A single Screw of Flesh
Is all that pins the Soul
That stands for Deity, to mine,
Opon my side the Vail –

Once witnessed of the Gauze –
It’s name is put away
As far from mine, as if no
Had printed yesterday,

In tender – solemn Alphabet,
My eyes just turned to see –
When it was smuggled by
my sight
Into Eternity –

More Hands – to hold – These
are but Two –
One more new-mailed Nerve
Just granted, for the Peril’s
sake –
Some striding – Giant – Love –

So greater than the Gods
can show,
They slink before the Clay,
That not for all their Heaven
can boast
Will let it’s Keepsake – go

Link to EDA manuscript. Originally in Packet XX, Fascicle 10, ca. 1861. Unpublished Poems (1935), 107.Courtesy of Houghton Library, Harvard University, Cambridge, Mass.

This troubling and difficult poem follows “I got so I could hear his name” and continues in its agonized tone.

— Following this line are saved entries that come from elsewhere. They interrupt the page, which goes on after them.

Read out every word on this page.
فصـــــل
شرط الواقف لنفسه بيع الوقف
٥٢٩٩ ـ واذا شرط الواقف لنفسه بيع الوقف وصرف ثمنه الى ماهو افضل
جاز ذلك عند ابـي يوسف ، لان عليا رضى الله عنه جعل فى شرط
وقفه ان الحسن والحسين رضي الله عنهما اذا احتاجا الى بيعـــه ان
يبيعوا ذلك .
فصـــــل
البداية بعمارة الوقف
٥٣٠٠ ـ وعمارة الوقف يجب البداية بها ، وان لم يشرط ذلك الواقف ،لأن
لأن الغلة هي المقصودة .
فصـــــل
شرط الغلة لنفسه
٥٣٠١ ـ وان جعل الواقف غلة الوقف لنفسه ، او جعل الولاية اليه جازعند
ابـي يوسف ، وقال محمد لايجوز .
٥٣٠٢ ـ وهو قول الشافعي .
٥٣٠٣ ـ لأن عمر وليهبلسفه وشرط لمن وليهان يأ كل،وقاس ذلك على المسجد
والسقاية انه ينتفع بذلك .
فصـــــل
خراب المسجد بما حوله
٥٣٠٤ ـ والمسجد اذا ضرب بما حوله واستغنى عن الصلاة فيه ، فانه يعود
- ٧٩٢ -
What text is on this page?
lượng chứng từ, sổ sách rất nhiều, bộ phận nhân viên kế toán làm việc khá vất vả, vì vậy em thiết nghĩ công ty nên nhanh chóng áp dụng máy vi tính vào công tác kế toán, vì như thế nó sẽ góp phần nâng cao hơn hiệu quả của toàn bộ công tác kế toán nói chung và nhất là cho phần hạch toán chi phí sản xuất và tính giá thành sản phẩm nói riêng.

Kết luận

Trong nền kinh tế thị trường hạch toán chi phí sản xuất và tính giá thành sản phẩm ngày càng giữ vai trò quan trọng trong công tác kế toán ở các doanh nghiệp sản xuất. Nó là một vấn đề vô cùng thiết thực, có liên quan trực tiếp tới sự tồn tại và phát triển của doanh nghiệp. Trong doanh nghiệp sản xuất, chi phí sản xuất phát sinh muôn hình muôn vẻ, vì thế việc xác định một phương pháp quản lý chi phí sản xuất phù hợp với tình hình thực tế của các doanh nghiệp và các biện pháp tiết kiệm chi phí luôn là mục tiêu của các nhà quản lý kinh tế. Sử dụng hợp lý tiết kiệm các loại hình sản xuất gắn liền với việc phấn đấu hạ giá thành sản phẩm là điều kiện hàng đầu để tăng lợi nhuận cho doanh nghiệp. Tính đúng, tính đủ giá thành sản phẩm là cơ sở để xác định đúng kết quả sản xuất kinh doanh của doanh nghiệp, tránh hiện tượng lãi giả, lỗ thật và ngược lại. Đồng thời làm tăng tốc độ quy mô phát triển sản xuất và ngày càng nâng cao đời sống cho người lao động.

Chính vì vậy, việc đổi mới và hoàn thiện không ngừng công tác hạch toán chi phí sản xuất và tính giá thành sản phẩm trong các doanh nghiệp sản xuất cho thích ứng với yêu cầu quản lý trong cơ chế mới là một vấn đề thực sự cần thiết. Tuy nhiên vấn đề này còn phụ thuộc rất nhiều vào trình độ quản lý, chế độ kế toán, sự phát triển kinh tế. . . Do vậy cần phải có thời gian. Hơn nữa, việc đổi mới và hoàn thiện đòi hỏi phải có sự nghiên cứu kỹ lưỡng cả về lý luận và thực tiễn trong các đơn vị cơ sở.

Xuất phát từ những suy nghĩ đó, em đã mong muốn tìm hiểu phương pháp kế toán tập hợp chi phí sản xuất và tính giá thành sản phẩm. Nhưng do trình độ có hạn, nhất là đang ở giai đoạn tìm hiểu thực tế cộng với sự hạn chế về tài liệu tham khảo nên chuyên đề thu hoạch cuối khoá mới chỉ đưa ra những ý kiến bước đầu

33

Much hangs on the opening word, “screw.” Judith Weissman argues that Dickinson

speaks more blasphemy than many whole volumes by other nineteenth-century writers. Souls are not supposed to be pinned to each other by screws of flesh–and we can suspect that Dickinson knows what “screw” means in obscene slang. Furthermore, one human soul is not supposed to stand for deity to another.

Other notable phrases are “new-mailed Nerve,” which the Lexicon defines as “suddenly shielded, now protected with plates of armor” but sounding like “new-nailed” and thus calling up Christ’s crucifixion; also, “sent off recently; dispatched,” with the figurative meanings of “fired; sparked; activated; triggered; set off.”

And an expansive, even hopeful phrase: “Some striding – Giant – Love –” decribing an emotion  so vast it makes the Gods “slink” before it.